• vernacular •
Pronunciation: vêr-næ-kyu-lêr • Hear it!
Part of Speech: Noun
Meaning: 1. The colloquial or spoken language as distinguished from the written literary language. 2. A regional or professional dialect, such as the vernacular of the Pennsylvania Dutch or the vernacular of a used car salesman. 3. Style, as the architectural vernacular of Western US buildings.
Notes: Today's word is the one you want to use in referring to the ordinary spoken language as opposed to the formal written language, as the English vernacular of Long Island. The noun expressing the nature of a vernacular is vernacularity, as the vernacularity (use of vernacular) detectable in someone's writing. A word or expression that is used only in a vernacular is a vernacularism, as 'hood for neighborhoods is a Black English vernacularism.

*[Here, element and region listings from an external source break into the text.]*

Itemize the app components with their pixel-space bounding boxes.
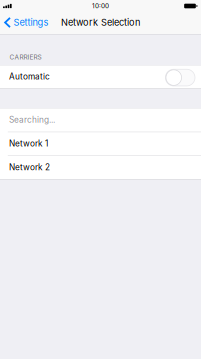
staticText: Network 2 [9,162,50,172]
button[interactable]: Network 1 [0,132,201,155]
button[interactable]: Searching... [0,108,201,132]
button[interactable]: Network 2 [0,156,201,179]
staticText: Automatic [9,72,50,82]
staticText: Network Selection [61,17,140,28]
staticText: Searching... [9,115,55,125]
staticText: Network 1 [9,138,48,148]
staticText: 10:00 [92,2,109,10]
staticText: CARRIERS [10,53,42,61]
staticText: Settings [14,17,49,28]
button[interactable]: Settings [0,12,52,32]
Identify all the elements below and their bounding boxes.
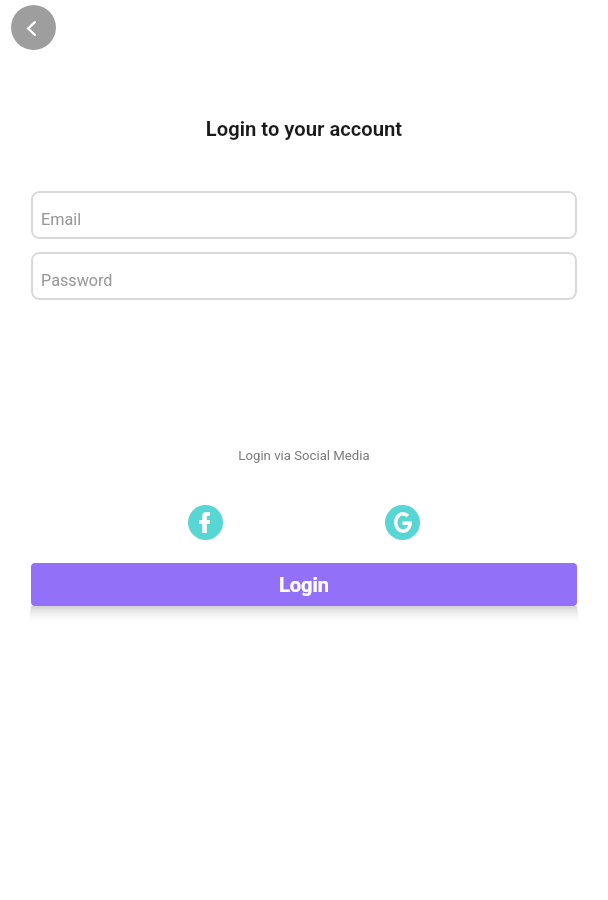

In Play: This word is, first and foremost, a somewhat more poetic synonym of dialect: "Vernon, you've been living here in Corncob Hollow so long you are beginning to pick up the vernacular." However, vernaculars also distinguish professions: "In police vernacular an arrest is a collar, so when Robin Banks said yesterday that he had a dirty collar, it was no reflection on his wife."
Word History: Vernacular is an English adaptation of the Latin vernaculus "indigenous, domestic, native" from verna "a native, a slave born in the master's home", a word probably borrowed from Etruscan. It doesn't seem to be related to vernal "spring", as in vernal flowers or the vernal equinox. This word is based on an older Latin word, ver "spring". Beyond this, the origin of today's Good Word lies in a cloud of mystery that makes an Indo-European source highly unlikely. (Terri Watson, who made many contributions as "Huny" in the Agora and speaks the vernacular of Georgia, suggested today's most relevant Good Word.)